En lisant ces récits, ce qui frappe le plus, au-delà de la gravité des circonstances, de l’intense charge émotionnelle qui s’en dégage, c’est la description avec des mots d’une grande simplicité de la situation coloniale et de ses injustices vécues et subies par les uns, ressenties jusqu’à en avoir honte par des hommes attentifs et sensibles à la souffrance, à la misère et aux discriminations légalisées. Ce sont les horreurs de la guerre et les multiples brutalités inscrites dans les corps des hommes et des femmes qui sont rappelées.

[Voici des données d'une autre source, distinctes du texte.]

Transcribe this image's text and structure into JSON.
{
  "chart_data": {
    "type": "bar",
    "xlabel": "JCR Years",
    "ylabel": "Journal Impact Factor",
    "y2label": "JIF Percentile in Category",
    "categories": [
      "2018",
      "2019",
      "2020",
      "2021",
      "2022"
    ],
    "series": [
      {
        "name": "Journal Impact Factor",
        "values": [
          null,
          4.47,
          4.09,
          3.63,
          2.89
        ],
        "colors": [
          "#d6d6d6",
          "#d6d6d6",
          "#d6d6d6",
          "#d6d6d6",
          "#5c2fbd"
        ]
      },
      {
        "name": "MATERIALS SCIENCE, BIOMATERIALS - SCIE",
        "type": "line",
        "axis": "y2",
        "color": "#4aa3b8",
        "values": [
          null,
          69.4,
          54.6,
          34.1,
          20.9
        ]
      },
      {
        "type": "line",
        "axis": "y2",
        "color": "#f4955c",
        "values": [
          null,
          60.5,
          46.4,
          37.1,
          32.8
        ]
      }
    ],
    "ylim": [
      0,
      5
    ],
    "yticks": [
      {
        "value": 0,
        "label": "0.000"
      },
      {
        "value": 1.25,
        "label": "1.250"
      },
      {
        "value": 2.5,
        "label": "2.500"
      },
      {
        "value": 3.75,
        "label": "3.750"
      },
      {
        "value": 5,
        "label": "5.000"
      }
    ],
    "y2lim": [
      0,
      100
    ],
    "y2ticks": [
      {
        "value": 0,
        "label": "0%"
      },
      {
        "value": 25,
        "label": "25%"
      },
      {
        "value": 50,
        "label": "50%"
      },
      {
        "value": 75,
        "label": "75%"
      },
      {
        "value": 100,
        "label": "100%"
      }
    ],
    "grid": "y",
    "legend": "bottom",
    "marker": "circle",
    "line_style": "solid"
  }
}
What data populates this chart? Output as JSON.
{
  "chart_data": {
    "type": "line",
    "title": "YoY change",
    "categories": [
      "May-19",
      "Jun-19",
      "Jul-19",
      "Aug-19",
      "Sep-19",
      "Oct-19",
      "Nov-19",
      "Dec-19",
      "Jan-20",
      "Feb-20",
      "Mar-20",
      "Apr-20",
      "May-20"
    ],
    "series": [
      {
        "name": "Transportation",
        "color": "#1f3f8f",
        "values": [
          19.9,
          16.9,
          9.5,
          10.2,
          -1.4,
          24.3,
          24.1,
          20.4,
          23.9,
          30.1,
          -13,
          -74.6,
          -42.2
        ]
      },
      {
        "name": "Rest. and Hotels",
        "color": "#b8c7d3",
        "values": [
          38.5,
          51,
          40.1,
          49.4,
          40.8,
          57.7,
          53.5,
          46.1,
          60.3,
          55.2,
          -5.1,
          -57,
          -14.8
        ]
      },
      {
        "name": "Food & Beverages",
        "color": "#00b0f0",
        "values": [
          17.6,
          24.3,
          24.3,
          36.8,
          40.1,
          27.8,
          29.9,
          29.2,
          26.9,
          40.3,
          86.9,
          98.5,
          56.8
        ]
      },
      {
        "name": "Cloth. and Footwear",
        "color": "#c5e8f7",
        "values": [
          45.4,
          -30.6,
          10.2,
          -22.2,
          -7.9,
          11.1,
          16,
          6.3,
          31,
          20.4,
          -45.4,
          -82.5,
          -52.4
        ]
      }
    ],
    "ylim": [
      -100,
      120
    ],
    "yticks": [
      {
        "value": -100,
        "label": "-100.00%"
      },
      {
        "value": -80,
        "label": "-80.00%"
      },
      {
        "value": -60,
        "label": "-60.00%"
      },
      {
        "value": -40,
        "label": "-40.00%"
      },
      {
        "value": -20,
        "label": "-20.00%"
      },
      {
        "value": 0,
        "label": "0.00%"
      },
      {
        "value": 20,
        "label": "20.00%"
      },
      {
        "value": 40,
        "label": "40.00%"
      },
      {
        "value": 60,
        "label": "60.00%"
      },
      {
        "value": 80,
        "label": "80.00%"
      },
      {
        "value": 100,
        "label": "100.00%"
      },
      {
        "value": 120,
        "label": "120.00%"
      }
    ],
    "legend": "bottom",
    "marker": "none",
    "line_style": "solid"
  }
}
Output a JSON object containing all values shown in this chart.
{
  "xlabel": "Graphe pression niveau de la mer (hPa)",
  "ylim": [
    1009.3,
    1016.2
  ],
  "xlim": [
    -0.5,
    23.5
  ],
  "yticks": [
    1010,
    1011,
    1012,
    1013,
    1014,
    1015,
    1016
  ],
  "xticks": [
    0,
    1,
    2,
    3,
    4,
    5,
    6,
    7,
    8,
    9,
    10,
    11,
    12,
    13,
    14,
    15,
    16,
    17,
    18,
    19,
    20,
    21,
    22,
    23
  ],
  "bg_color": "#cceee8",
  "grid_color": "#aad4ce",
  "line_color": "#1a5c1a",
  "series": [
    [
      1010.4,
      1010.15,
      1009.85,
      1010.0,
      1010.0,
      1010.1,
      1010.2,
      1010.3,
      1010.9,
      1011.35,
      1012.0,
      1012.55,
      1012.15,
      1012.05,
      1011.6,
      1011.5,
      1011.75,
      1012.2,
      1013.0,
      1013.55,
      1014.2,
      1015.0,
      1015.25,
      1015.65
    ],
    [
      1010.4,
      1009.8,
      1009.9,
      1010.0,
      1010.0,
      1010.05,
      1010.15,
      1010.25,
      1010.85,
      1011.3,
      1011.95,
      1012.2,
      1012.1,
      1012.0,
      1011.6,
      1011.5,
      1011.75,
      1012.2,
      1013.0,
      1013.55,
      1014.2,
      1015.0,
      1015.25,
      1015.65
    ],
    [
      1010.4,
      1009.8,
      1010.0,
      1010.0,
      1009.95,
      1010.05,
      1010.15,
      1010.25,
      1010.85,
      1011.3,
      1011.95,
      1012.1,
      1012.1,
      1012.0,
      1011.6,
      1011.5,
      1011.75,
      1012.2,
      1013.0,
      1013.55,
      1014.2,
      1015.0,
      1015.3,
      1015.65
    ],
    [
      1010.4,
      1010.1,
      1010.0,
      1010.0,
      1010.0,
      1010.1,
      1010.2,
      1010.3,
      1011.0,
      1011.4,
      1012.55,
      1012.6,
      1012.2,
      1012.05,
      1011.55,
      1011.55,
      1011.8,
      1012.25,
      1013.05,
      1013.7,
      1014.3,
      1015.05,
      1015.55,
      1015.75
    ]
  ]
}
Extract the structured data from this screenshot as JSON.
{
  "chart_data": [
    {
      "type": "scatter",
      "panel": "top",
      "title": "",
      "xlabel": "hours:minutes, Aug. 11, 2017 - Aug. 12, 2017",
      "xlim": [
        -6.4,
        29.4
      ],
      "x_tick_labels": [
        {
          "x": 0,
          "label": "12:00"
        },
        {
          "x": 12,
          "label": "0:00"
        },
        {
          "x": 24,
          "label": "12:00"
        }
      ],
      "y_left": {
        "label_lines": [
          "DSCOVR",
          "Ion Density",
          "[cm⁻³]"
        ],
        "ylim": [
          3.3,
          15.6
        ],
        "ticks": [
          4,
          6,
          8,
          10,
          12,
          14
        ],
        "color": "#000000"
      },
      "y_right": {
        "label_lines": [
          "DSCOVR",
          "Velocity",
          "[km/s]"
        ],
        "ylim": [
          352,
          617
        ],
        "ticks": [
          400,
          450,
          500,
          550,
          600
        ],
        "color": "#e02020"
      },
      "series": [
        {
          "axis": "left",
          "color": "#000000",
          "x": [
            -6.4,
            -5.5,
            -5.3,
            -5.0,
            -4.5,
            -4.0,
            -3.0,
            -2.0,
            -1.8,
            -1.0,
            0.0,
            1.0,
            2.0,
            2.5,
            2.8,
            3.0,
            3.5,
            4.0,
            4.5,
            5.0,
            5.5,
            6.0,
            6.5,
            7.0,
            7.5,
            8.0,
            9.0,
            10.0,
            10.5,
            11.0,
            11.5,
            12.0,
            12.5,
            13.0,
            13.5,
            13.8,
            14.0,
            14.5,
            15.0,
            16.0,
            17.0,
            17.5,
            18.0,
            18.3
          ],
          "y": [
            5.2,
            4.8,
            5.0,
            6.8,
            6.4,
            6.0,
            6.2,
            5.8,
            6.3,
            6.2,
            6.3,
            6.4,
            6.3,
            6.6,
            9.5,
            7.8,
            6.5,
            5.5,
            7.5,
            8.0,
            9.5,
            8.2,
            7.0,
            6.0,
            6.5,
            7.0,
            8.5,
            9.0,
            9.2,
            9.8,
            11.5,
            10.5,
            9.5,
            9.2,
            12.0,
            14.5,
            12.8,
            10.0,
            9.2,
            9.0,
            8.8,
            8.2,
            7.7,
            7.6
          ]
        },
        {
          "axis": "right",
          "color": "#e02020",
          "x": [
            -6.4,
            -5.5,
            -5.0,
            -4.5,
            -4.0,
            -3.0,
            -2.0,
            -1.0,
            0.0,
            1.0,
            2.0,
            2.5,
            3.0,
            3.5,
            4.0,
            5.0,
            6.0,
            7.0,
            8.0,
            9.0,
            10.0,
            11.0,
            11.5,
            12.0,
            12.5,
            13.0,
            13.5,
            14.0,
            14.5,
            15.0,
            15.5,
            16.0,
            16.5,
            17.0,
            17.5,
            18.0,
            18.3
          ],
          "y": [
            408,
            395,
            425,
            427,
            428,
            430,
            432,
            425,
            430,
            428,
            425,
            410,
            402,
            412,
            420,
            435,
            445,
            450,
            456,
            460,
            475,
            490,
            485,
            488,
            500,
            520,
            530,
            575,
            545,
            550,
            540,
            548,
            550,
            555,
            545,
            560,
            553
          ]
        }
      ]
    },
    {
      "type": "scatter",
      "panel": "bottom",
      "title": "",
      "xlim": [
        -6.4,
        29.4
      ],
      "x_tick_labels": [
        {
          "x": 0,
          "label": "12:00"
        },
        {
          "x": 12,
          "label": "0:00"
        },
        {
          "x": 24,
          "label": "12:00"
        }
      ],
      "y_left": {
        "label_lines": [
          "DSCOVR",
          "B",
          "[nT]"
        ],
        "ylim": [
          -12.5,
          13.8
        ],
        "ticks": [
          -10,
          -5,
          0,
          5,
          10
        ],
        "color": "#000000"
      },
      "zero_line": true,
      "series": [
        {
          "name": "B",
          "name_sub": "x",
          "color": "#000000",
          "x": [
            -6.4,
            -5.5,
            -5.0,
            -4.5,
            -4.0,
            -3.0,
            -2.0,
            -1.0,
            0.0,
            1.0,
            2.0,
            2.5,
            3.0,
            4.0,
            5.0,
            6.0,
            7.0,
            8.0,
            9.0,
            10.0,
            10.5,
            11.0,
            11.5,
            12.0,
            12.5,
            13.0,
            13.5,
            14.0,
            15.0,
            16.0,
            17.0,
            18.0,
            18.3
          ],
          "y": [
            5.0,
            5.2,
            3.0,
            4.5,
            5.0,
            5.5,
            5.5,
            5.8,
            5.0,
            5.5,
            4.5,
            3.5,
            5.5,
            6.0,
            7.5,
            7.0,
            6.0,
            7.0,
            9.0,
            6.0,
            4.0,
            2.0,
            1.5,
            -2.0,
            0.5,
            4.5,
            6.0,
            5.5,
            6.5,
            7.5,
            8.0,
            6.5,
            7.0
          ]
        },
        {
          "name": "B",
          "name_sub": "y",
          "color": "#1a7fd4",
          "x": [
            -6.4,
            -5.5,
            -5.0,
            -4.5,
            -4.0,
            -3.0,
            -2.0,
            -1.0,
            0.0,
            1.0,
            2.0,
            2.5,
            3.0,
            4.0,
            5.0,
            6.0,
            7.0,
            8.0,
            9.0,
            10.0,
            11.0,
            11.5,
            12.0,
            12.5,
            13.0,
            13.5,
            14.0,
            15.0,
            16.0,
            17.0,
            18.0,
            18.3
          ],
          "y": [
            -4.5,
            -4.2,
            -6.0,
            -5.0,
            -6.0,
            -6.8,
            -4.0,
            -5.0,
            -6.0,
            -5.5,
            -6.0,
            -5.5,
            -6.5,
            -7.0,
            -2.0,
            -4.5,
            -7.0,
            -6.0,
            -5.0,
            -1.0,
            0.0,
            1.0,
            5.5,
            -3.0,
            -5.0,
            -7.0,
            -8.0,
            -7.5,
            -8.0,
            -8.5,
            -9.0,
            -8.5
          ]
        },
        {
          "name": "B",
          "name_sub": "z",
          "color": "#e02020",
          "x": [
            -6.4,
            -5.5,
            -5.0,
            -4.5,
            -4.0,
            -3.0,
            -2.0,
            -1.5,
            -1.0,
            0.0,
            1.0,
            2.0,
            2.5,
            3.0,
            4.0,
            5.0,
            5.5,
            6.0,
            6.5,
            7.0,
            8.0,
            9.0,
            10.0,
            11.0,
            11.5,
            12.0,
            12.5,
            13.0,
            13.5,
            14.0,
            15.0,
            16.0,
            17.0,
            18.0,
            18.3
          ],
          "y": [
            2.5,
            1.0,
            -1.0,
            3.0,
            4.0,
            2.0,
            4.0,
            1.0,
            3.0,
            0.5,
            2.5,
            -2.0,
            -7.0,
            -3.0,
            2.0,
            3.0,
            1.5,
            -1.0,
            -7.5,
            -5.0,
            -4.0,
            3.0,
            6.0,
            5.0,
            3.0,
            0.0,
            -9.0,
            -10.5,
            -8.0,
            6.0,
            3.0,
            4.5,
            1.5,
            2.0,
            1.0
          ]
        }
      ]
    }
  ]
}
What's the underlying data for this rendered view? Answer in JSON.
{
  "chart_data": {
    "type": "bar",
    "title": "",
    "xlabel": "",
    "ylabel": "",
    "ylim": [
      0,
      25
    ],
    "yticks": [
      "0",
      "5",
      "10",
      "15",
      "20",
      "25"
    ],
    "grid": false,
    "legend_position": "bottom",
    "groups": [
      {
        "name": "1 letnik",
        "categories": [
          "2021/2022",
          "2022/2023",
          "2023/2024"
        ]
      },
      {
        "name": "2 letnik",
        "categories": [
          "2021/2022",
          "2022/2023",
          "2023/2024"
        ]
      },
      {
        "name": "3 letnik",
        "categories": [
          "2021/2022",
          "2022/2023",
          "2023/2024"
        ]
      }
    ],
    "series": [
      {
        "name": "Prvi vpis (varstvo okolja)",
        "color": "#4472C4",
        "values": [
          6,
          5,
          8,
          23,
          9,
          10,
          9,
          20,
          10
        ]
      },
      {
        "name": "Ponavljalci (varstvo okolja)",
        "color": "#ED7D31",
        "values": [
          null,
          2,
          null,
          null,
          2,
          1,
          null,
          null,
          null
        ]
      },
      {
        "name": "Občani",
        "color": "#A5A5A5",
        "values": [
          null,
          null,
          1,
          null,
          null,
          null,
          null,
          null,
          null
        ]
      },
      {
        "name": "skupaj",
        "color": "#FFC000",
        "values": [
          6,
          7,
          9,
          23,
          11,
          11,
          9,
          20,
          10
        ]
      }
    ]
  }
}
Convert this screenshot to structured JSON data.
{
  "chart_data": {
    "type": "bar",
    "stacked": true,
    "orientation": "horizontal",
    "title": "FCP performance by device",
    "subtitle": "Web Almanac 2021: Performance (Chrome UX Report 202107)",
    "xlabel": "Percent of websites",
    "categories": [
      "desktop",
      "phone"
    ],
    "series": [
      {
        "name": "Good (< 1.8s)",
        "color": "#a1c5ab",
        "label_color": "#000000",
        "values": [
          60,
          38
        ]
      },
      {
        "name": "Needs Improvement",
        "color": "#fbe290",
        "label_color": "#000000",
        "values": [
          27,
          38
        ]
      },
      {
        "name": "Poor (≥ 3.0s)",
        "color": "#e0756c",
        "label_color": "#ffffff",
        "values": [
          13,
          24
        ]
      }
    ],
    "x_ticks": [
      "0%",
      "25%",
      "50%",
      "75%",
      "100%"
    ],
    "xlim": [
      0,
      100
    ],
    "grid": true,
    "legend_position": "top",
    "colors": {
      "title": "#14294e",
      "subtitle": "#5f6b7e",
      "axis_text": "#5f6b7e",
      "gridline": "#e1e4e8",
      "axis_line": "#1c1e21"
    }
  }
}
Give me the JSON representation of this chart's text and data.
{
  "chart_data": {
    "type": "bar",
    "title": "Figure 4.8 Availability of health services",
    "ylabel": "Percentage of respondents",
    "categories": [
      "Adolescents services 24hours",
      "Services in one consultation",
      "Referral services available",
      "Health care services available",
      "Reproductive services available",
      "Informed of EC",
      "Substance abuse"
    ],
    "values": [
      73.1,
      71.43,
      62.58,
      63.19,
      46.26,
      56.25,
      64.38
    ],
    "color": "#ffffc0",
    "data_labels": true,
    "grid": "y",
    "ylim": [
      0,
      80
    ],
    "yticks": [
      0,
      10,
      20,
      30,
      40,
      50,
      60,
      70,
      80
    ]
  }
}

Sans aucune forme de procès, la détermination des Algériens à combattre le colonialisme, l’esprit de résistance n’ont pas été niés mais compris et partagés par un grand nombre de bonnes volontés animées d’un élan de solidarité humaine. La découverte sur le terrain de réalités insoupçonnées dont personne ne les avait entretenues a interpellé leur conscience.

Mais au-delà de la guerre qui fut si longue et si pénible, des témoignages scrutent le passé, évoquent des tensions qui correspondent à quelque chose de plus grave, de plus profond qui remonte au siècle des équivoques où la violence de la conquête coloniale se conjuguait avec les profonds bouleversements qu’elle a engendrés au sein de la société algérienne et dont le plus spectaculaire se traduisit par l’accaparement des terres. C’est dire tout l’intérêt de dépasser le passé tumultueux immédiat car il est temps de « s’interroger un peu plus sur ce qui se passait là-bas [en Algérie] avant les évènements » comme le souligne Pierre Sellier.

Ces souvenirs éclatés introduisent des nuances, rapportent des émotions, rendent compte un peu de l’épaisseur de cette histoire confisquée et de ses contradictions qu’une tendance obéissant – ici à des réflexes nostalgiques, là à un nationalisme étroit – voudrait confiner à l’évocation de quelques questions sélectives et fragmentaires. L’amnésie et la surenchère ainsi entretenues concourent à accorder la préférence à la « mémoire du ressentiment3
 » et au refoulement au  détriment de la connaissance de la réalité historique dans sa totalité.

Sans prétention, ces écrits émanant de protagonistes impliqués hier dans « une guerre sans nom  représentent une alternative nécessaire à la transmission du passé et ouvrent la voie aux   analyses distanciées des historiens à qui incombe la tâche de lui rendre son intelligibilité.
 

Ouanassa Siari Tengour

Historienne, chercheure au CRASC

Antenne université de Constantine

  1. Cf. la contribution de Fouad Soufi et Ouanassa Siari Tengour, « Les Algériens écrivent enfin la guerre », INSANIYAT, n°25-26 juillet, 2004, pp. 267-283.
  2. Ferhat Abbas, Guerre et révolution en Algérie. La nuit coloniale, Paris, Juillard, 1962.
  3. Expression utilisée par Henry Rousso, Vichy, l’évènement, la mémoire, l’histoire, Paris, Gallimard, 2001.